NATO also limits our ability to ‘take control’ over policy.


One of the main motives behind the Brexit vote was to ‘take back control’. This is often cited as evidence of an anti-immigration sentiment in the Brexit camp, but in fact it refers to a much broader sense of disenfranchisement and loss of control. And it’s a sentiment shared by many citizens across the developed world. As the political theorist Peter Mair has argued, a gap has opened up between citizens and the state. And the professional political class has responded by retreating into national and international institutions. The EU has proved to be the ultimate retreat for elites that are losing their legitimacy and their connection with citizens.
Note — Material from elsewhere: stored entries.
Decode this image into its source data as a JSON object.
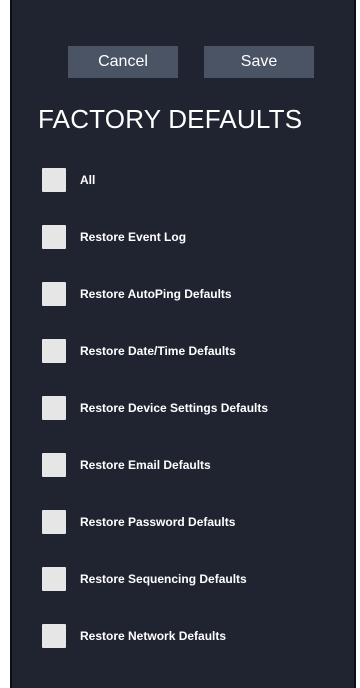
{
  "buttons": {
    "cancel": "Cancel",
    "save": "Save"
  },
  "title": "FACTORY DEFAULTS",
  "options": [
    {
      "label": "All",
      "checked": false
    },
    {
      "label": "Restore Event Log",
      "checked": false
    },
    {
      "label": "Restore AutoPing Defaults",
      "checked": false
    },
    {
      "label": "Restore Date/Time Defaults",
      "checked": false
    },
    {
      "label": "Restore Device Settings Defaults",
      "checked": false
    },
    {
      "label": "Restore Email Defaults",
      "checked": false
    },
    {
      "label": "Restore Password Defaults",
      "checked": false
    },
    {
      "label": "Restore Sequencing Defaults",
      "checked": false
    },
    {
      "label": "Restore Network Defaults",
      "checked": false
    }
  ],
  "colors": {
    "panel": "#1f2430",
    "button": "#4a5465",
    "checkbox": "#e6e6e6",
    "text": "#ffffff"
  }
}
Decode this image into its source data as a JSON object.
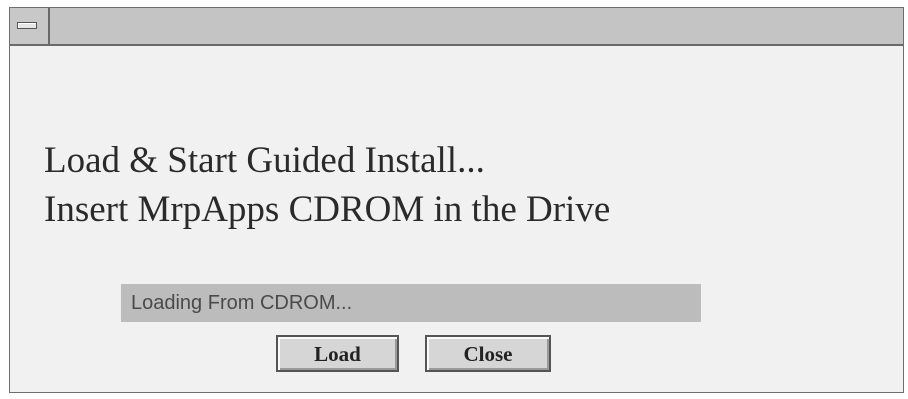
{
  "dialog": {
    "message_line1": "Load & Start Guided Install...",
    "message_line2": "Insert MrpApps CDROM in the Drive",
    "status_text": "Loading From CDROM...",
    "progress_fraction": 0.0,
    "buttons": {
      "load_label": "Load",
      "close_label": "Close"
    }
  },
  "icons": {
    "window_menu": "window-menu-icon"
  },
  "colors": {
    "window_background": "#f1f1f1",
    "titlebar": "#c4c4c4",
    "status_bar": "#bcbcbc",
    "button_face": "#d6d6d6",
    "text": "#2a2a2a"
  }
}
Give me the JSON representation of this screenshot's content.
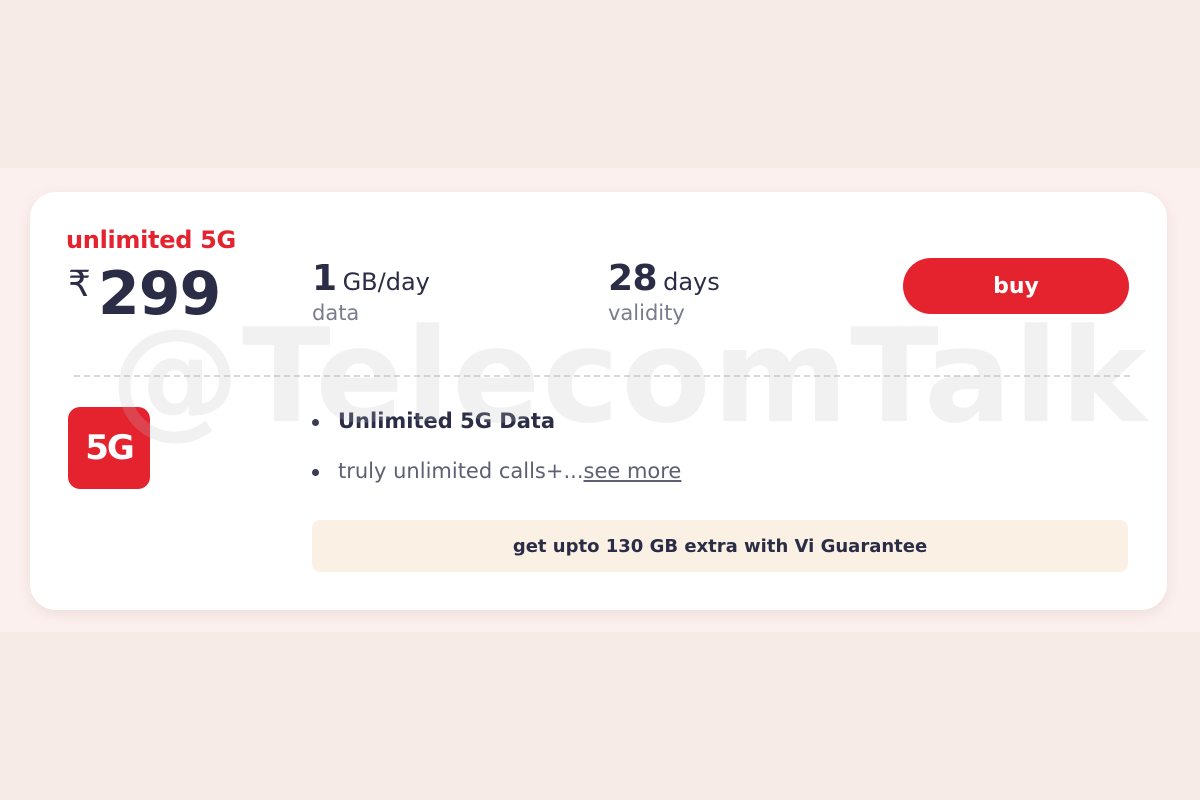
{
  "plan": {
    "tag": "unlimited 5G",
    "currency_symbol": "₹",
    "price": "299"
  },
  "stats": {
    "data": {
      "value": "1",
      "unit": "GB/day",
      "label": "data"
    },
    "validity": {
      "value": "28",
      "unit": "days",
      "label": "validity"
    }
  },
  "buy_label": "buy",
  "badge": {
    "text": "5G",
    "color": "#e4232f"
  },
  "benefits": {
    "item1": "Unlimited 5G Data",
    "item2": "truly unlimited calls+...",
    "see_more": "see more"
  },
  "guarantee": "get upto 130 GB extra with Vi Guarantee",
  "watermark": "@TelecomTalk",
  "colors": {
    "accent": "#e4232f",
    "text_primary": "#2a2d45",
    "text_muted": "#7a7c8e",
    "page_bg": "#f6ebe6",
    "guarantee_bg": "#faf0e4"
  }
}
This ‘hollowing out of Western democracy’, in Mair’s words, has led to the emergence of some new and sometimes incoherent movements: Occupy, Nuit Debout in France. Other new movements have solidified and established themselves as political parties: the Five Star Movement in Italy, Podemos in Spain, Syriza in Greeze. These movements attract lots of young people; they’re anti-globalisation, anti-EU, anti-militarism and anti-establishment, and they, too, want to take back control. Right-wing populist parties such as Front National in France and Alternative for Germany express a similar sentiment, though in a different way.

However, alongside the EU there’s another political and military institution that many European states, including Britain, belong to, and which also has a life of its own, far removed from the daily concerns of European citizens. And it’s one that pledges states to go to war in the name of collective self-defence. Yes, it’s NATO. And while the EU is troubleshooting Brexit, NATO is expanding. The many Europeans concerned about democracy and sovereignty should also subject NATO to greater public scrutiny.

NATO was established by America in 1948 as a military alliance against the Soviet Union. Lord Ismay, its first secretary general, famously said the purpose of NATO was to keep the Americans in, the Russians out and the Germans down. NATO is governed by Article 5, which commits members to the doctrine that an attack on one is an attack on all. The Cold War NATO alliance consisted of America, Belgium, Britain, Canada, Denmark, France, Holland, Iceland, Luxembourg, Norway and Portugal. Soon after, Greece, Turkey and West Germany joined. Spain signed up in 1982.

Following the end of the Cold War, there was a big expansion. Former Soviet and former Yugoslav states were brought in. In 1999 the Czech Republic, Hungary and Poland joined. In 2004, Bulgaria, Estonia, Latvia, Lithuania, Slovakia, Slovenia and Romania joined. Albania and Croatia joined in 2009. Montenegro looks set to join by the end of the year.